A PIONIERing interferometer
DOI: 10.1063/1.3528994
In a grand display of astrophotonics, the light from four telescopes at the Very Large Telescope Interferometer (VLTI) in Chile was combined in late October for the first time, by the Precision Integrated-Optics Near-infrared Imaging ExpeRiment (PIONIER). The visiting instrument, developed at the Laboratoire d’Astrophysique de Grenoble (LAOG) in France, complements the two existing VLTI instruments that combine light from two and three telescopes.
Before even reaching PIONIER, the light paths from the four 1.8-meter auxiliary telescopes at the VLTI had to be controlled to less than a micron. Each of PIONIER’s four alignment units, seen above in the foreground, focuses one of the incoming VLTI beams into an optical fiber. The fibers channel the light into the heart of the instrument: an integrated optics beam combiner, developed at LETI, a French Atomic Energy Commission laboratory, in collaboration with LAOG. Housed under the folded metal cover to the left of the alignment units, the combiner, smaller than a credit card, interferes each beam with all the others (see the inset). The 24 combiner outputs are then focused onto a detector in the brass cryostat.

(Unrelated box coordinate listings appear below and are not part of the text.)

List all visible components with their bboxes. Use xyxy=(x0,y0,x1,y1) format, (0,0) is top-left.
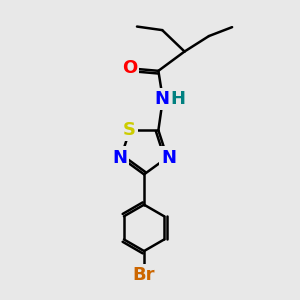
Text: Br: Br xyxy=(133,266,155,284)
Text: H: H xyxy=(171,90,186,108)
Text: O: O xyxy=(122,59,137,77)
Text: N: N xyxy=(155,90,170,108)
Text: N: N xyxy=(161,148,176,166)
Text: S: S xyxy=(123,121,136,139)
Text: N: N xyxy=(112,148,127,166)
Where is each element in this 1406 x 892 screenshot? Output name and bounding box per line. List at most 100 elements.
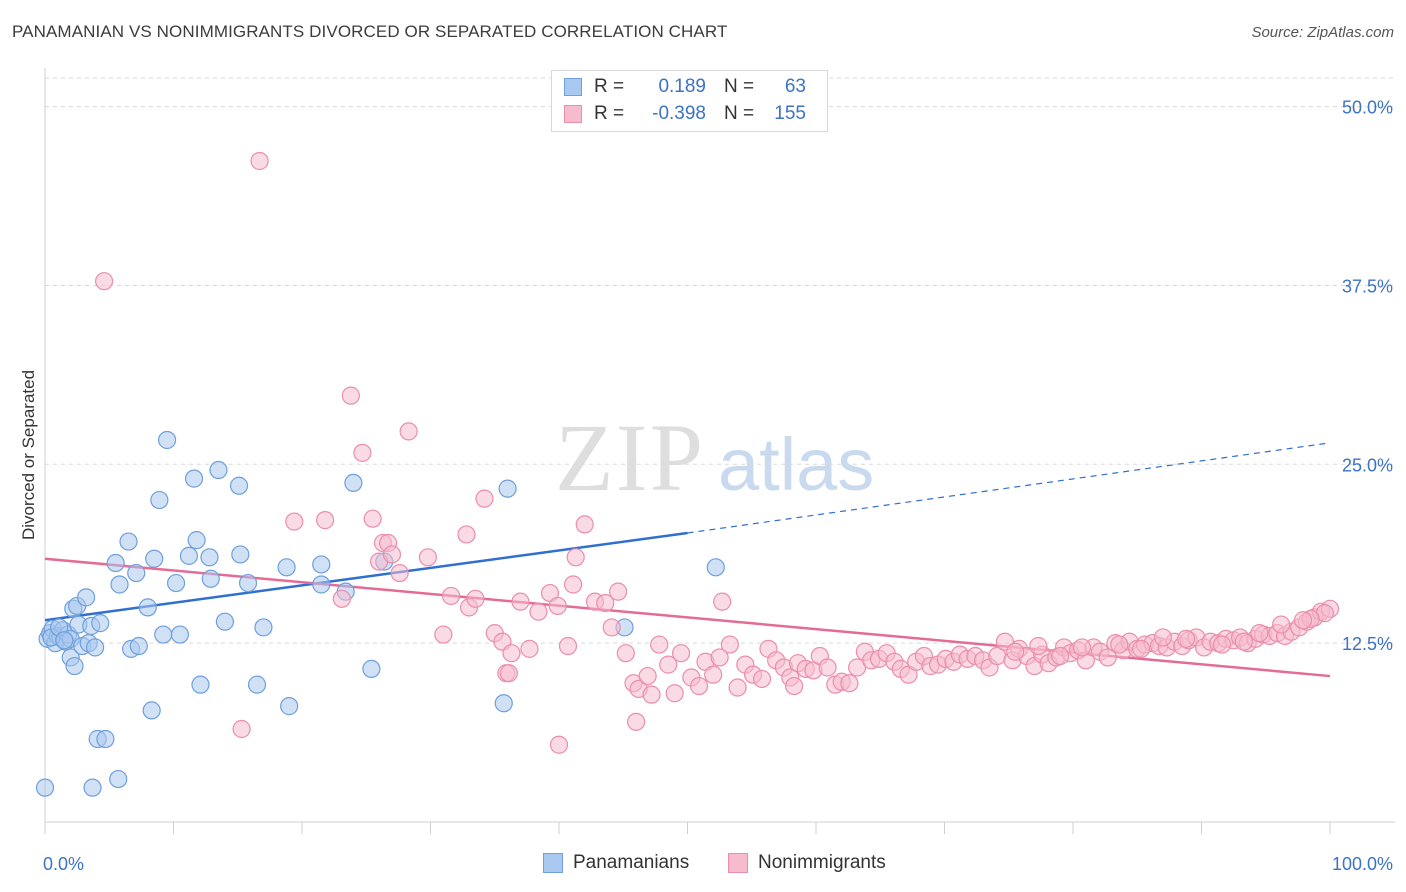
panamanian-point [83,778,102,797]
x-tick-label: 0.0% [43,854,84,874]
legend-row-panamanians: R = 0.189 N = 63 [564,75,806,99]
nonimmigrant-point [659,655,678,674]
nonimmigrant-point [511,592,530,611]
panamanian-point [129,636,148,656]
nonimmigrant-point [638,666,657,686]
nonimmigrant-point [1234,632,1254,651]
legend-n-value: 155 [774,103,806,124]
chart-title: PANAMANIAN VS NONIMMIGRANTS DIVORCED OR … [12,22,728,41]
panamanian-point [312,575,331,594]
legend-row-nonimmigrants: R = -0.398 N = 155 [564,102,806,126]
nonimmigrant-point [549,735,569,754]
panamanian-point [127,563,146,583]
legend-r-label: R = [594,76,625,97]
panamanian-point [86,638,105,657]
panamanian-point [96,729,115,749]
panamanian-point [312,555,331,574]
panamanian-point [229,476,249,495]
panamanian-point [55,631,74,650]
panamanian-point [238,573,258,593]
nonimmigrant-point [520,639,539,658]
legend-n-value: 63 [784,76,806,97]
panamanian-point [362,659,381,679]
nonimmigrant-point [95,272,114,291]
legend-n-label: N = [724,76,755,97]
nonimmigrant-point [564,575,583,594]
panamanian-point [344,473,363,493]
nonimmigrant-point [466,589,485,608]
nonimmigrant-point [616,644,635,663]
nonimmigrant-point [390,563,409,583]
panamanian-point [145,549,164,568]
panamanian-point [187,531,206,550]
legend-r-label: R = [594,103,625,124]
nonimmigrant-point [689,676,709,696]
nonimmigrant-point [1272,615,1291,634]
panamanian-point [200,548,219,567]
nonimmigrant-point [665,684,684,703]
nonimmigrant-point [316,511,335,530]
panamanian-point [138,598,157,617]
legend-item-panamanians: Panamanians [543,852,689,874]
nonimmigrant-point [1176,629,1196,648]
nonimmigrant-point [558,636,578,656]
nonimmigrant-point [710,648,729,667]
legend-n-label: N = [724,103,755,124]
panamanian-point [109,769,128,789]
panamanian-point [91,614,110,633]
legend-item-nonimmigrants: Nonimmigrants [728,852,886,874]
panamanian-point [110,575,129,594]
nonimmigrant-point [399,422,418,441]
panamanian-point [166,573,186,593]
nonimmigrant-point [566,548,585,567]
nonimmigrant-point [1006,642,1025,661]
panamanian-point [179,546,199,565]
nonimmigrant-point [818,658,837,677]
watermark-zip: ZIP [555,404,705,511]
panamanian-point [119,532,138,551]
nonimmigrant-point [728,678,747,697]
source-label: Source: ZipAtlas.com [1251,24,1394,41]
y-tick-label: 12.5% [1342,634,1393,654]
panamanian-point [106,553,125,573]
nonimmigrant-point [713,592,732,611]
nonimmigrant-point [457,525,476,544]
y-tick-label: 50.0% [1342,98,1393,118]
legend-label-nonimmigrants: Nonimmigrants [758,852,886,873]
nonimmigrant-point [650,635,669,654]
nonimmigrant-point [848,658,867,677]
nonimmigrant-point [434,625,453,644]
nonimmigrant-point [441,586,461,606]
nonimmigrant-point [752,669,772,689]
panamanian-point [201,569,220,588]
panamanian-point [277,558,296,577]
nonimmigrant-point [1098,648,1117,667]
nonimmigrant-point [609,582,628,601]
nonimmigrant-point [502,644,521,663]
panamanian-point [215,612,234,631]
nonimmigrant-point [363,509,382,528]
panamanian-point [150,490,169,510]
nonimmigrant-point [840,674,859,693]
nonimmigrant-point [250,151,269,171]
nonimmigrant-point [418,548,438,567]
nonimmigrant-point [720,635,740,654]
nonimmigrant-point [785,676,804,696]
panamanian-point [706,558,725,577]
stats-legend: R = 0.189 N = 63 R = -0.398 N = 155 [551,70,828,132]
panamanian-point [280,697,299,716]
y-axis-label: Divorced or Separated [19,370,38,540]
nonimmigrant-point [499,664,518,683]
series-legend: Panamanians Nonimmigrants [0,852,1406,878]
panamanian-point [154,625,173,644]
legend-swatch-pink [564,105,582,123]
axes [44,68,1395,834]
nonimmigrant-point [285,512,304,531]
legend-r-value: -0.398 [652,103,706,124]
nonimmigrant-point [1153,628,1173,647]
panamanian-point [209,460,228,480]
panamanian-point [231,545,250,564]
nonimmigrant-point [1293,611,1313,630]
panamanian-point [77,588,96,607]
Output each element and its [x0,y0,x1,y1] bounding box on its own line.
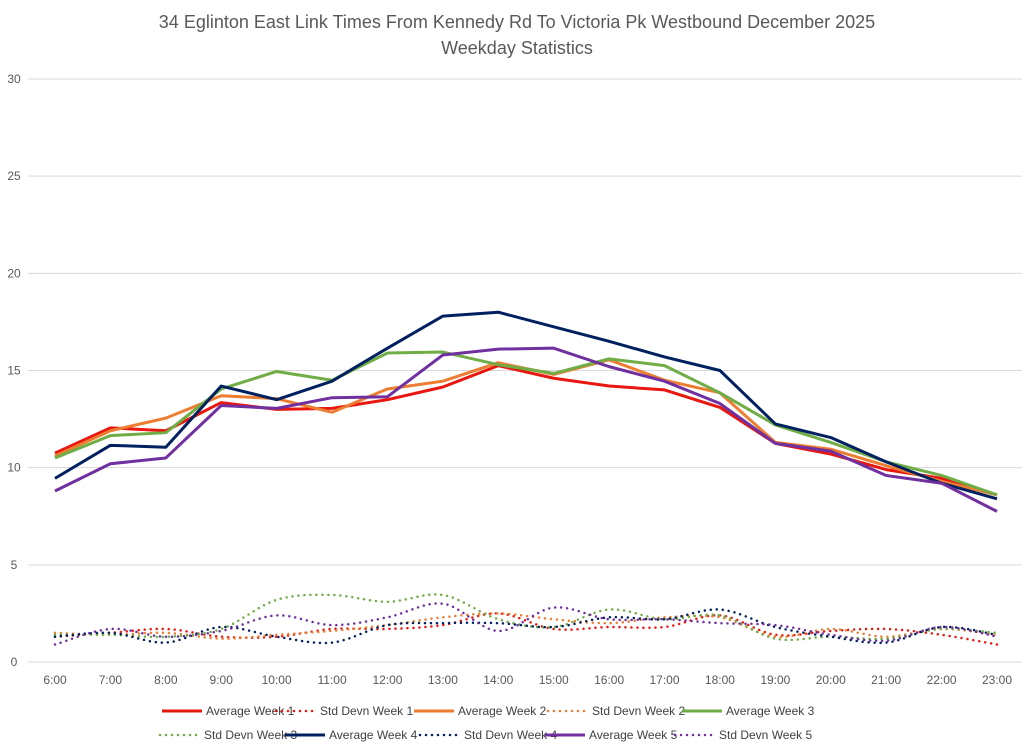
chart-title: 34 Eglinton East Link Times From Kennedy… [159,12,875,32]
x-tick-label: 6:00 [43,673,67,687]
chart-subtitle: Weekday Statistics [441,38,593,58]
legend-item-std-devn-week-3: Std Devn Week 3 [158,728,297,742]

(Photo courtesy of Bernard Lazareff/LAOG/OSUG/UJF/CNRS and the European Southern Observatory; inset courtesy of LAOG/UJF and CEA/LETI, photo © CNRS Photothèque/Emmanuel Perrin.)
The interference output of PIONIER will have the resolving power of a virtual telescope some 100 meters across. The first images are anticipated in early 2011. Among the topics that PIONIER will study are protoplanetary and debris disks, hot Jupiters, and stellar surfaces.